Interpret:
Sebastian
Plattentitel:
Remixes
Label:
Ed Banger / Alive
VÖ:
bereits erschienen
Punkte:
8.0 von 10
Autor:
Dominik Knauf
Köln, 05.10.2008
Immer mitten auf die zwölf. 24 Stunden hat der Tag. Wie viele davon kann man sich mit Beballerungskommandos der Marke Sebastian um die Ohren schlagen, bevor sich das zentrale Nervensystem zu Wort meldet und einem mittels Kollaps zu verstehen gibt, man möge doch mal kürzer treten?
Die Antwort gibt einem Sebastian freundlicherweise auf seinem passenderweise „Remixes“ betitelten Streifzug durch die letzten Jahre Musikgeschichte gleich selbst: Ohne scheu und falsche Bescheidenheit wird hier so ziemlich alles durch den Ed Banger-typischen Soundwolf gedreht, bis am Ende etwas herauskommt, das nur noch Spurenelemente des Originals erhält und dem Song somit eine ganz eigene Handschrift verleiht.

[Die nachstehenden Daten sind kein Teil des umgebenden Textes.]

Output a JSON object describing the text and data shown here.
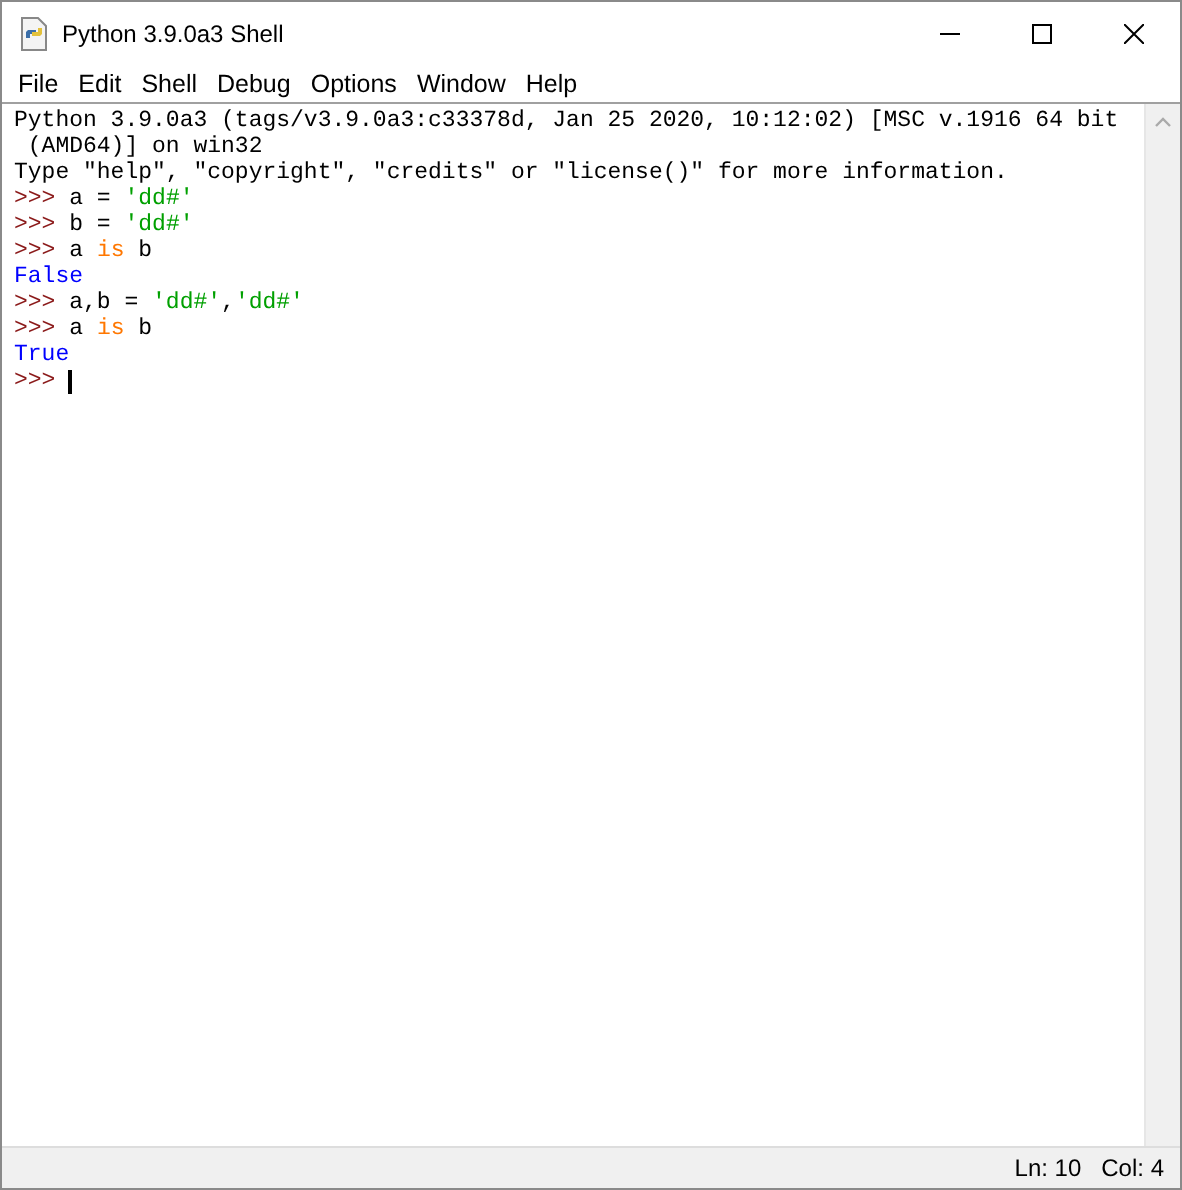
{
  "window": {
    "title": "Python 3.9.0a3 Shell"
  },
  "menu": [
    "File",
    "Edit",
    "Shell",
    "Debug",
    "Options",
    "Window",
    "Help"
  ],
  "shell_lines": [
    [
      {
        "kind": "output",
        "text": "Python 3.9.0a3 (tags/v3.9.0a3:c33378d, Jan 25 2020, 10:12:02) [MSC v.1916 64 bit"
      }
    ],
    [
      {
        "kind": "output",
        "text": " (AMD64)] on win32"
      }
    ],
    [
      {
        "kind": "output",
        "text": "Type \"help\", \"copyright\", \"credits\" or \"license()\" for more information."
      }
    ],
    [
      {
        "kind": "prompt",
        "text": ">>>"
      },
      {
        "kind": "code",
        "text": " a = "
      },
      {
        "kind": "string",
        "text": "'dd#'"
      }
    ],
    [
      {
        "kind": "prompt",
        "text": ">>>"
      },
      {
        "kind": "code",
        "text": " b = "
      },
      {
        "kind": "string",
        "text": "'dd#'"
      }
    ],
    [
      {
        "kind": "prompt",
        "text": ">>>"
      },
      {
        "kind": "code",
        "text": " a "
      },
      {
        "kind": "keyword",
        "text": "is"
      },
      {
        "kind": "code",
        "text": " b"
      }
    ],
    [
      {
        "kind": "result",
        "text": "False"
      }
    ],
    [
      {
        "kind": "prompt",
        "text": ">>>"
      },
      {
        "kind": "code",
        "text": " a,b = "
      },
      {
        "kind": "string",
        "text": "'dd#'"
      },
      {
        "kind": "code",
        "text": ","
      },
      {
        "kind": "string",
        "text": "'dd#'"
      }
    ],
    [
      {
        "kind": "prompt",
        "text": ">>>"
      },
      {
        "kind": "code",
        "text": " a "
      },
      {
        "kind": "keyword",
        "text": "is"
      },
      {
        "kind": "code",
        "text": " b"
      }
    ],
    [
      {
        "kind": "result",
        "text": "True"
      }
    ],
    [
      {
        "kind": "prompt",
        "text": ">>>"
      },
      {
        "kind": "cursor"
      }
    ]
  ],
  "status_bar": {
    "line": "Ln: 10",
    "column": "Col: 4"
  }
}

Es macht dabei keinen Unterschied, ob es sich bei der Originalversion nun um „Paris Four Hundred“ von Mylo, „Cheap And Cheerful“ der Kills oder dem alten Rapture-Klassiker „Got Myself Into It“ handelt. Immer wieder überrascht einen Sebastian Akchoté mit der Kompromisslosigkeit, mit der er den Songs seine Ideen überstülpt. Wer nun aber denkt, dass „Remixes“ im Einheitsbrei zwischen Daft Punk-igem Maschinendiscofunk und dem schweinerockigen Elektro der Marke Justice versandet, kann beruhigt aufatmen. Sebastian besitzt so viel musikalisches Gespür, dass er den Songs das jeweils passende Gewand verleiht. Wie in einer Makeover-Show verschwindet „We Danced Together“ von den Rakes in der Umkleidekabine der 1000 Ideen und kommt umgestylt als schweratmende 70er Jahre-Disco-Queen heraus. Bei „Camera“ (Editors) ist vom Original nicht viel mehr als ein unverständliches Vokalsample übriggeblieben, das unbeirrt zwischen hart bretternden Robotersamples und Captain-Future-Keyboard-Fanfaren steht.
Natürlich kann Sebastian (und mit ihm selbstverständlich Ed Banger) im Moment nicht viel falsch machen. Der Sound, wenngleich stark an die alten Helden von Daft Punk angelehnt -denen mit einer leicht angemenschlichten Version von „Human After All“ der nötige Respekt gezollt wird-, ist frisch und strahlend weiß wie eine Zahnpastareklame, nur ohne das falsche Lächeln.
„Remixes“ ist eine Party, die noch eine ganze Weile andauern wird. Wie lange, kann man noch nicht genau sagen, aber mindestens bis zum regulären Debütalbum, das Anfang 2009 erscheinen soll. So lange erübrigt sich die Frage vom Anfang. Sebastian macht aus uns allen bekennende „24 Hour Party People“.